While shop welding makes up a large part of the fabrication process, field welding requires a different set of skills and equipment.
Shop welding is convenient because fabricators can build railings, staircases, and ornamental pieces on long, flat welding tables. All of their tools are conveniently at their disposal, and it is much easier to get every dimension perfect. Welding in this controlled environment improves the quality of many different projects.
Although shop welding is convenient, a lot of the final products must be installed at the job site. Projects like handrails, spiral staircases and beams must be transported to the job site and welded in properly. This is where welding “in the field” comes into play.
The field weld symbol is characterized by a small flag on top of the reference line. This means that the shop guys won’t be performing welds on the piece once it is finished, and the field welders will now take over.
Ornamental Field Welds
Often times field welds are very simple and don’t take much time. Installing a valence could be as easy as a few quick TIG welds. Installing handrails and staircases takes a bit more time; with bolts, wedge anchors and epoxy often making up a larger part of the installation process.
However, some field welds can be very complicated. Welding inside of a finished, high end house can be nerve racking. Welders have to take preventive measures to make sure that nothing is damaged during the field welding process. This often means protecting high end windows and woodwork before the field welding process begins.
Protective coverings like Ram Board are often used in field welding procedures. Protecting finished work is often more time consuming than the actual welding process itself. Construction job contractors can end up spending thousands of dollars just on protective sheathing/boards.
Structural Field Welds
For beams that are fabricated in a shop, common procedure is to either bolt them in at the job site or weld them in. Ironworking has very specific protocols and engineers are the ultimate judge of how the beams are installed. Blueprints must be followed very closely, and mistakes aren’t tolerated on these structural projects.
Structural field welding often involves using the stick process due to its convenience factor. The engine drive machine can be 4 stories below the welder, and long enough leads can reach up to where the welding is taking place. The stinger must obviously be in the hand of the welder, but the ground clamp can be a few hundred feet away from where the welding is taking place.

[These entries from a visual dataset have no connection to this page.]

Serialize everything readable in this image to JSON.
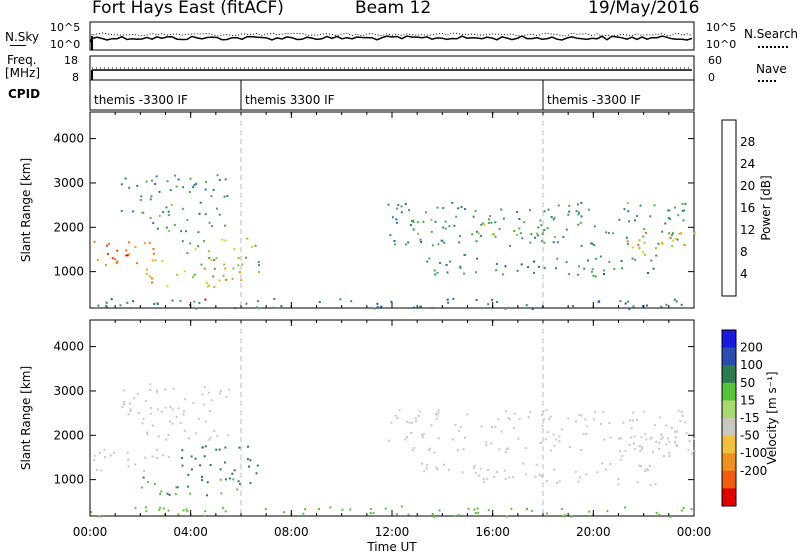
{
  "header": {
    "site": "Fort Hays East (fitACF)",
    "beam": "Beam 12",
    "date": "19/May/2016"
  },
  "strips": {
    "nsky_label": "N.Sky",
    "nsearch_label": "N.Search",
    "freq_label_1": "Freq.",
    "freq_label_2": "[MHz]",
    "nave_label": "Nave",
    "cpid_label": "CPID",
    "noise_tick_top": "10^5",
    "noise_tick_bottom": "10^0",
    "freq_tick_top": "18",
    "freq_tick_bottom": "8",
    "nave_tick_top": "60",
    "nave_tick_bottom": "0",
    "cpid_segments": [
      {
        "label": "themis -3300 IF",
        "start_hour": 0
      },
      {
        "label": "themis 3300 IF",
        "start_hour": 6
      },
      {
        "label": "themis -3300 IF",
        "start_hour": 18
      }
    ]
  },
  "colors": {
    "power_scale": [
      "#1430ff",
      "#1f4fc0",
      "#2f6f9a",
      "#3a8c70",
      "#4ca84a",
      "#8cc43a",
      "#d8d020",
      "#f0a020",
      "#f07010",
      "#e83818",
      "#e00000"
    ],
    "velocity_scale": [
      "#1a1ae0",
      "#2c4cb0",
      "#2f7a50",
      "#58c23a",
      "#a8d870",
      "#c8c8c0",
      "#f0c040",
      "#f09020",
      "#f05c10",
      "#e00000"
    ]
  },
  "chart_data": [
    {
      "type": "heatmap",
      "name": "power",
      "ylabel": "Slant Range [km]",
      "xlabel": "Time UT",
      "xlim_hours": [
        0,
        24
      ],
      "ylim_km": [
        180,
        4600
      ],
      "x_ticks": [
        "00:00",
        "04:00",
        "08:00",
        "12:00",
        "16:00",
        "20:00",
        "00:00"
      ],
      "y_ticks": [
        1000,
        2000,
        3000,
        4000
      ],
      "colorbar": {
        "label": "Power [dB]",
        "ticks": [
          "4",
          "8",
          "12",
          "16",
          "20",
          "24",
          "28"
        ],
        "range": [
          0,
          30
        ]
      },
      "regions": [
        {
          "t0": 0.0,
          "t1": 3.2,
          "r0": 1150,
          "r1": 1700,
          "level": 22
        },
        {
          "t0": 0.3,
          "t1": 2.6,
          "r0": 1250,
          "r1": 1450,
          "level": 27
        },
        {
          "t0": 2.0,
          "t1": 6.0,
          "r0": 650,
          "r1": 1100,
          "level": 20
        },
        {
          "t0": 3.5,
          "t1": 6.8,
          "r0": 900,
          "r1": 1800,
          "level": 14
        },
        {
          "t0": 1.2,
          "t1": 5.5,
          "r0": 1900,
          "r1": 3200,
          "level": 10
        },
        {
          "t0": 4.0,
          "t1": 5.0,
          "r0": 300,
          "r1": 420,
          "level": 27
        },
        {
          "t0": 0.0,
          "t1": 24.0,
          "r0": 180,
          "r1": 420,
          "level": 8
        },
        {
          "t0": 11.8,
          "t1": 24.0,
          "r0": 1600,
          "r1": 2600,
          "level": 10
        },
        {
          "t0": 13.0,
          "t1": 22.5,
          "r0": 900,
          "r1": 1400,
          "level": 9
        },
        {
          "t0": 21.0,
          "t1": 24.0,
          "r0": 1400,
          "r1": 2000,
          "level": 19
        },
        {
          "t0": 14.5,
          "t1": 18.5,
          "r0": 1800,
          "r1": 2300,
          "level": 13
        }
      ]
    },
    {
      "type": "heatmap",
      "name": "velocity",
      "ylabel": "Slant Range [km]",
      "xlabel": "Time UT",
      "xlim_hours": [
        0,
        24
      ],
      "ylim_km": [
        180,
        4600
      ],
      "x_ticks": [
        "00:00",
        "04:00",
        "08:00",
        "12:00",
        "16:00",
        "20:00",
        "00:00"
      ],
      "y_ticks": [
        1000,
        2000,
        3000,
        4000
      ],
      "colorbar": {
        "label": "Velocity [m s⁻¹]",
        "ticks": [
          "200",
          "100",
          "50",
          "15",
          "-15",
          "-50",
          "-100",
          "-200"
        ]
      },
      "regions": [
        {
          "t0": 0.0,
          "t1": 3.2,
          "r0": 1150,
          "r1": 1700,
          "level": 0
        },
        {
          "t0": 2.0,
          "t1": 6.0,
          "r0": 650,
          "r1": 1100,
          "level": 30
        },
        {
          "t0": 3.5,
          "t1": 6.8,
          "r0": 900,
          "r1": 1800,
          "level": 40
        },
        {
          "t0": 1.2,
          "t1": 5.5,
          "r0": 1900,
          "r1": 3200,
          "level": 0
        },
        {
          "t0": 0.0,
          "t1": 24.0,
          "r0": 180,
          "r1": 420,
          "level": 20
        },
        {
          "t0": 11.8,
          "t1": 24.0,
          "r0": 1600,
          "r1": 2600,
          "level": 0
        },
        {
          "t0": 13.0,
          "t1": 22.5,
          "r0": 900,
          "r1": 1400,
          "level": 0
        },
        {
          "t0": 21.0,
          "t1": 24.0,
          "r0": 1400,
          "r1": 2000,
          "level": -10
        }
      ]
    }
  ]
}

However, all of the beams are interconnected – so this is not a problem.
Dual shield flux core MIG has gotten more popular with structural field welding, but it is more of a pain to deal with a MIG machine on the job site. Long extension cords and long MIG cables are needed, as well as larger gas cylinders that can be tough to move. Because of this hassle, many welders prefer to stay with the stick welding process.
The Field vs The Shop
Larger welding companies will have multiple crews that perform different operations. The shop workers are either building ornamental pieces – or fabricating beams and larger structural items.
The field guys/girls are either installing the ornamental work at the job site, or installing structural items on larger job sites. Welders that strictly install beams and heavier steel are referred to as ironworkers. “Hanging iron” is a grueling process, and these workers are often paid more than the shop welders.
Mobile welding is almost all field work. Repairs and pipeline welding are strictly referred to as “Field Work”.
Whether you prefer to fabricate in the shop or weld in the field, it is good to be well rounded with both categories. If you’re proficient with both, you’ll be more valuable to your employer, and will progress faster in your companies rankings.
If you can fabricate and weld in the field, it will also make it easier to start your own side hustle. This may even turn into a full time personal business at some point.